Wednesday, May 15, 2019

Dystopian Novels



Jessica Doyle gives her list of the 60 best dystopian books.

I have not read all of them. The books in that general category that I'd recommend are:

  1. Nineteen Eighty-Four by George Orwell. Still the best. Big Brother is still a threat.
  2. Brave New World by Aldous Huxley. It can be argued that Huxley's predictions (drugs,sex) were more on target than Orwell's but Orwell's book is more powerful.
  3. Submission by Michel Houellebecq. France gets a Muslim-dominated coalition government and the nation undergoes a transformation.

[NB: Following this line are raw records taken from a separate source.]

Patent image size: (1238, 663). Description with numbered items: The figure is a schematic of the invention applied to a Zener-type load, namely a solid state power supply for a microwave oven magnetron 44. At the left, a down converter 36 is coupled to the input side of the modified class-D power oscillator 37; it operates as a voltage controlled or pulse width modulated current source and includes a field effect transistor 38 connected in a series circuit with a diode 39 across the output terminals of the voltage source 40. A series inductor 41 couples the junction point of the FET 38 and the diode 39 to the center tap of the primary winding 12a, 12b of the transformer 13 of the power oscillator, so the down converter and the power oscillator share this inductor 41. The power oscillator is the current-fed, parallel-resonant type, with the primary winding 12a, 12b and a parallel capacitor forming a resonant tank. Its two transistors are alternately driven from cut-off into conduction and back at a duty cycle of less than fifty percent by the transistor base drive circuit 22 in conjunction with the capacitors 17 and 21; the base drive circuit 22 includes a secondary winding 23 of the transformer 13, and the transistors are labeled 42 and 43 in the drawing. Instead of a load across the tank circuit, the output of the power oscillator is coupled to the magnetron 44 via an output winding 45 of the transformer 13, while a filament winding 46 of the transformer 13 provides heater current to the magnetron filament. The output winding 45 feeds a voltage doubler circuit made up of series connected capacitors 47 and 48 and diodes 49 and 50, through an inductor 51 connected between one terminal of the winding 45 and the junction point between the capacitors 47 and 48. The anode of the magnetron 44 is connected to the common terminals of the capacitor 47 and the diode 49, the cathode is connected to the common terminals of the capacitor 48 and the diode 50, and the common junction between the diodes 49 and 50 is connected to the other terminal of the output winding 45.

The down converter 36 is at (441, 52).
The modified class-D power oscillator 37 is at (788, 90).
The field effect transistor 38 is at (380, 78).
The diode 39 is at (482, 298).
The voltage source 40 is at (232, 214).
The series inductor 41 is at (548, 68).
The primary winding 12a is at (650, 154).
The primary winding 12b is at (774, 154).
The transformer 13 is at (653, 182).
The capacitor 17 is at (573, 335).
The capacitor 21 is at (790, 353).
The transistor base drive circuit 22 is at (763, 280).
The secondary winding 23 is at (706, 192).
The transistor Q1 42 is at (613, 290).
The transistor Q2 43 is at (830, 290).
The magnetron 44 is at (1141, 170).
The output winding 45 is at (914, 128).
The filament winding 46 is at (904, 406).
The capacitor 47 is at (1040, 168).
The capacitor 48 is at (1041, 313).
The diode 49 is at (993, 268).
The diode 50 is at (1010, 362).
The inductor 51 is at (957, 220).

A best seller in France and we all know why. [After I read it I wondered if the Germans have ever wondered what would happen if the far-right ever allied with the Islamists.]
  4. A Clockwork Orange by Anthony Burgess. I think the book is better than the film. You'll even learn a new language while navigating the world of the unrepentant and the ultra-vi. So much for rehabilitation.
  5. The Road by Cormac McCarthy. One scary book with a father who is a genuine hero in a world that has fallen apart. Oh yes, and there are gangs of cannibals to avoid.
  6. Fahrenheit 451 by Ray Bradbury. A society where firefighters burn books may not be as troubling as one that does not read them.
  7. Fatherland by Robert Harris. World War II reaches a stalemate, President Joseph Kennedy is going to meet with Hitler, and a secret is emerging.
  8. Station Eleven by Emily St. John Mandel. A traveling theater troupe performs Shakespeare in a world where a mysterious illness has rapidly wiped out around 90 percent of the population. Sounds strange? Give it a read.
  9. On the Beach by Neville Shute. A nuclear war has finished off every country but Australia and radiation is heading south. The film version with Gregory Peck is also worth watching.
  10. I Am Legend by Richard Matheson. Being a sole survivor is rough enough but Matheson was the first to put vampires into the mix. There goes the neighborhood.